Australia has Pakistan reeling at 64-3 on day 3 of 1st test
BRISBANE, Australia (AP) — Marnus Labuschagne posted a career-high 185 and David Warner contributed 154 as the top three batsmen scored 436 of Australia’s 580 first-innings runs.
Pakistan’s first three wickets fell within seven overs in the second innings late Saturday to conclude a lopsided first three days in the series-opener at the Gabba, where the Australians haven’t lost a test since 1988.
Pakistan was 64-3 at stumps with two days to play, still 276 runs in arrears with seven wickets in hand.
Just like the batting lineup dominated an inexperienced attack, Australia’s fast bowlers were right on top.
Mitchell Starc, who took four wickets in Pakistan’s first innings of 240, added another two in his first spell in the second. The left-arm paceman trapped Pakistan captain Azhar Ali (5) lbw in the third over with the total on 13, and five balls later had Haris Sohail (8) caught behind to make it 25-2.
Asad Shafiq, the leading scorer in Pakistan’s first stand, didn’t get off the mark before getting a thick edge off Pat Cummins to Steve Smith at second slip and it was 25-3.
Shan Masood (27) and Babar Azam (20) survived until stumps and have a lot more work to do if Pakistan is to salvage the test.
That the Australian top-order found form on the true, bouncy pitch at the Gabba was surprising to nobody. The only quirk was Smith’s dismissal for four from 10 balls, making him the lowest scorer of Australia’s 11 batters — despite a relative tail-end collapse when the last five wickets fell for 35 runs. Smith was almost immovable for the England bowlers in the Ashes, when he scored 774 runs in seven innings to lead the scoring.
Yasir Shah certainly has Smith’s measure, dismissing the ex-Australia captain for the seventh time in tests. For all the runs he saved by getting Smith out early, though, Yasir still finished with an unwanted record in the column for runs conceded. His figures of 4-205 from 48.4 overs made him the first bowler to concede 200-plus runs in a test innings three times. And two of those have been against Australia.
The leg-spinner had to shoulder extra load after 16-year-old Naseem Shah did no further bowling after having Warner caught behind by Mohammad Rizwan during a four-over morning spell.
It gave Naseem, the youngest player to make his test debut in Australia, his first wicket at cricket’s most elite level. That could have come on Friday, when he had Warner caught behind for 56, but for a no-ball that gave the Australian veteran a reprieve.
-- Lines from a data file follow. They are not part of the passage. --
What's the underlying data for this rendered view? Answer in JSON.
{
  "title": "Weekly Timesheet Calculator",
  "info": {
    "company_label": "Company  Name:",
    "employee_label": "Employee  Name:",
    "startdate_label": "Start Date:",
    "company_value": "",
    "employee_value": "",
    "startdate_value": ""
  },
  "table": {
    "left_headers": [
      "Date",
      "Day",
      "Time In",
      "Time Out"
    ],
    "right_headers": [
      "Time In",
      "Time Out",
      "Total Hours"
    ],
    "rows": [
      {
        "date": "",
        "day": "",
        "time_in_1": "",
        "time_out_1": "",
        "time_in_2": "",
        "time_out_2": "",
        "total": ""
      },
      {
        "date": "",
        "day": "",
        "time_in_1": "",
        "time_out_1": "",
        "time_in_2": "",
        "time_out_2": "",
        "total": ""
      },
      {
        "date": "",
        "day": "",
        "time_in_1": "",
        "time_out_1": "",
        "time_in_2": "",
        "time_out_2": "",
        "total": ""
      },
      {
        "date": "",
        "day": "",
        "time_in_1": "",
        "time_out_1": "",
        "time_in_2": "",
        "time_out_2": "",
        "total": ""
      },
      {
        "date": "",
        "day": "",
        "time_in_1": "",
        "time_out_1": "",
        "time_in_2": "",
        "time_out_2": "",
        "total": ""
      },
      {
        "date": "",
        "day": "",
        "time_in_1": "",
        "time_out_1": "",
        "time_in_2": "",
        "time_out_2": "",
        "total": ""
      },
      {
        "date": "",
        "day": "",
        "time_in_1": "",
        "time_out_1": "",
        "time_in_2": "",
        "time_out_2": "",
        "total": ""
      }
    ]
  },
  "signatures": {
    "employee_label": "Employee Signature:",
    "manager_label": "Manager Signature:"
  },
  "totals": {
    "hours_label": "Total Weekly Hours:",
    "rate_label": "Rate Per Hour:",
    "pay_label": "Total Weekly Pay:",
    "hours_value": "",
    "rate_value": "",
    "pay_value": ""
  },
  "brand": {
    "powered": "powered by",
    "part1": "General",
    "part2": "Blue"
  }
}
Naseem finished with 1-68 but was restricted to 20 overs. Another young paceman, 19-year-old Shaheen Afridi, picked up two late wickets to return 2-96 from 34 overs and part-timer Sohail had both Matthew Wade (60) and Travis Head (24) caught behind to finish with 2-75.
Pakistan bowling coach Waqar Younis said his bowlers didn’t get their lengths right in the Australian conditions and were punished for it, but he defended the selection of his attack in terms of a valuable learning process.
He said Naseem’s workload had to be managed carefully, hence his reduced output on day three.
“He is the future for Pakistan. We have to use him sensibly, smartly,” Waqar said. “That’s what the captain did. (Naseem) is a wicket-taker. It’s just his first test match.”
Labuschagne’s maiden test century soaked up much of the day. He went in with the total at 222 on Friday when Yasir bowled Joe Burns for 97, and he was 55 when Australia resumed on day three at 312-1.
The 25-year-old right-hander wasn’t out until after tea, when the score was 546-7, his 279-ball innings stretching into a fourth session before he flashed at a Shaheen delivery and edged to gully.
Labuschagne batted with confidence in his 10th test and a venue he knows well from playing first-class cricket on the ground. He had an lbw decision overturned on 93 after a review, and his 100 came from an edged boundary after 161 balls. After hitting 20 boundaries, and getting within sight of a double-century, it was a tired shot that ended his innings.
“I love playing here. It’s quite an intricate wicket. To come out and do that today, it was great,” said Labuschagne, who took a catch as a substitute fielder in a test here in 2014 and only secured a regular spot in the test lineup after being used as a concussion substitute for Smith in August during the Ashes series and posting four consecutive half-centuries. “My career so far has been a bit peculiar, to be honest.
“I took a catch, wicket and run-out before I got a run. The way it’s all unfolded is definitely not the way I pictured it.”